5.まとめ
◆林原兄弟は、中国銀行と住友信託銀行の抜け駆けを防ぐと同時に、事業再生ADRに同意しなければ、経営陣は変わらずに会社が存続できたとの思いを強く語っているが、その理論が通用しないのは明白である。
なぜならば30年近く粉飾決算を繰り返しながらも、林原健元社長は財務については弟に任せきりで粉飾は知らなかった言い、著書の『林原家』では、<不適切な会計処理が林原の損益などに与える影響>と記し、粉飾と言わずに<不適切会計処理>としている点からも窺えるように、企業の経営者としての倫理観がまるでないからだ。
また林原靖元専務は粉飾決算を主導した張本人であるにもかかわらず、返済を続けているから問題はなかったとうそぶく。さらに、責任を取ることもなく、「そんな林原を倒産に追いやったのはメインの中国銀行であり、サブの住友信託銀行である」と、むしろ被害者のような態度を見せており、財務を預かる責任者としての倫理観は無きに等しい。

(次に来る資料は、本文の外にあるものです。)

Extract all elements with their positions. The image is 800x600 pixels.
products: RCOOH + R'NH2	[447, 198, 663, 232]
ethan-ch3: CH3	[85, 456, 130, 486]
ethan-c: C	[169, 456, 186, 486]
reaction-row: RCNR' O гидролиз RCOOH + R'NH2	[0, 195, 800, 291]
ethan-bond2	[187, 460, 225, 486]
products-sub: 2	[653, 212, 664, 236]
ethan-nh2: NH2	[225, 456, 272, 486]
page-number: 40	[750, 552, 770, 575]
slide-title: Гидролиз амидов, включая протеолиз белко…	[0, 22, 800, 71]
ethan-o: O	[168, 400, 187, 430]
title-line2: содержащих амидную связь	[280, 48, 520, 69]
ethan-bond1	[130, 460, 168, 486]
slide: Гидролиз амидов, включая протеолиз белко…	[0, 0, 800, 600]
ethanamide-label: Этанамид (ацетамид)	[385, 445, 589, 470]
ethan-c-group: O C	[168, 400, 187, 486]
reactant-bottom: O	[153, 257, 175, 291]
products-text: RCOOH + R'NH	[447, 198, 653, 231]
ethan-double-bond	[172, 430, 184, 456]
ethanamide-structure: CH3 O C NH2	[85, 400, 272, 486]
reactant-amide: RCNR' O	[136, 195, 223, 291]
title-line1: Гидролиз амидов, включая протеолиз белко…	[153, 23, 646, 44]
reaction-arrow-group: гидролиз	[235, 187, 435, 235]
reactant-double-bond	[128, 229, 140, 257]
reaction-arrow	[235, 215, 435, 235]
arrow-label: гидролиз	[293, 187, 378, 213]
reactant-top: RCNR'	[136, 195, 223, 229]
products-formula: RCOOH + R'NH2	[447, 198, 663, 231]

銀行は不特定多数の顧客から金を預かり、融資先に貸出することで収益を上げている。貸出の原資は預金。貸出先とは信頼関係の上に立って融資が行われる。にもかかわらず、林原健元社長は、こう述べている――『非常に不遜な言葉だが、林原の場合は"借りてあげる"という態度が倒産の直前まで通用した稀有な事例だと思う』。この言葉が象徴するように、預金者の大切な預金を借りていると言う意識は全くない。
日本国内には非上場・同族経営の会社が数多くある。殆どの経営者は銀行との信頼関係を築きながら地道な経営を続けている。しかし、林原兄弟は名門のバイオ企業という立場に胡座をかき、粉飾によって健全経営を装うなど、すべて自分達を守る道具として林原という企業を利用した。「天才ペテン師」と言っても過言ではないのかもしれない。